Put simply, ELAV’s binding brings the ends of a nascent circRNA into proximity and reduces the speed or efficiency of canonical splicing, thereby biasing the splicing machinery toward circularization. The authors argue that neuronal circRNAs are not accidental byproducts but are deliberately produced through regulated splicing decisions to serve functional roles in the nervous system.
Valérie Hilgers, senior author of the study, highlights the broader implications: because ELAV-like proteins exist in mammals, an analogous mechanism likely contributes to circRNA biogenesis in the human brain. If so, targeted modulation of ELAV family proteins could provide a tool to adjust circRNA levels experimentally and potentially reveal roles for circRNAs in neurodevelopmental processes, synaptic function, and neurodegeneration.
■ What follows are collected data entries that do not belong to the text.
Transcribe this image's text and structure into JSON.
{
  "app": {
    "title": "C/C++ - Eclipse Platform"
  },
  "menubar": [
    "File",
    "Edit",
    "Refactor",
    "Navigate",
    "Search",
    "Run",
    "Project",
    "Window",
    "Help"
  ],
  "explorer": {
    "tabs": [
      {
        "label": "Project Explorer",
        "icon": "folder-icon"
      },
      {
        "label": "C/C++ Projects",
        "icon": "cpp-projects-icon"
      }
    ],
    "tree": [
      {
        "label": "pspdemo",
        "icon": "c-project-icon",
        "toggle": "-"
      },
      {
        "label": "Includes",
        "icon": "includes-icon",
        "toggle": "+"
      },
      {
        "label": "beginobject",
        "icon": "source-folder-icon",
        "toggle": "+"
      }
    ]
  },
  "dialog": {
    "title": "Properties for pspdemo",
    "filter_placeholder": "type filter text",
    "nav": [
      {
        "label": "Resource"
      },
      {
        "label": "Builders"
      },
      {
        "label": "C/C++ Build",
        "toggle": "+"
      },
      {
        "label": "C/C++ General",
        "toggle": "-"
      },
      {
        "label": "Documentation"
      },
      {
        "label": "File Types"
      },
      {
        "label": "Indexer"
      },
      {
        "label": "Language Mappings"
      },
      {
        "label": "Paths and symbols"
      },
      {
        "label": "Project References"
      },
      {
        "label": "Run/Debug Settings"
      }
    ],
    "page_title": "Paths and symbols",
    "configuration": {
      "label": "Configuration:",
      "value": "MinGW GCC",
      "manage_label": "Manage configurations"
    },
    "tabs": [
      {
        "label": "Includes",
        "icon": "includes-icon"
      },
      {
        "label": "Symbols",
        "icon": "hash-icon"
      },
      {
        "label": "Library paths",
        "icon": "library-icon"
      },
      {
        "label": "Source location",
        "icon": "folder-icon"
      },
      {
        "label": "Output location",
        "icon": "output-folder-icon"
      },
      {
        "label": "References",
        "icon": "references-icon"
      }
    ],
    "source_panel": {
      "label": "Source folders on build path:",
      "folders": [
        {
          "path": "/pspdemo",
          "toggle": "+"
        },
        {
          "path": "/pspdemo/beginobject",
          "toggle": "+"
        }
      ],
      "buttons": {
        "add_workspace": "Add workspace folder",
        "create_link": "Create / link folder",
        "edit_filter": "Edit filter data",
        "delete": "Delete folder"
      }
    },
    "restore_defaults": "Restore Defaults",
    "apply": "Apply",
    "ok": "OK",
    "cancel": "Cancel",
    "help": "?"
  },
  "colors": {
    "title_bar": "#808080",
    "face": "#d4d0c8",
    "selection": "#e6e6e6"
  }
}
Research context and authorship
Author: Marcus Rockoff
Source: Max Planck Institute
Contact: Marcus Rockoff – Max Planck Institute
Image: The image is credited to Neuroscience News
Original Research: Open access. “ELAV mediates circular RNA biogenesis in neurons” by Mengjin Shi et al., published in Genes & Development. The study reports that ELAV binds pre-mRNA introns flanking putative circRNAs, diminishes linear splicing efficiency, and promotes intron pairing and back-splicing to generate neuronal circRNAs.
Abstract (condensed)
Circular RNAs arise from back-splicing of precursor RNAs and accumulate in animal nervous systems, where they are implicated in gene regulation and synaptic function. This study shows that neuronal circRNA biosynthesis is mediated by the pan-neuronal RNA-binding protein ELAV. In Drosophila embryos, ELAV loss leads to a global depletion (>75%) of neuronal circRNAs, while ELAV expression induces ectopic circularization. ELAV binds introns flanking putative circRNAs and decreases linear splicing efficiency in favor of intron pairing and back-splicing, directly modulating splicing decisions to shape the neuronal circRNA landscape.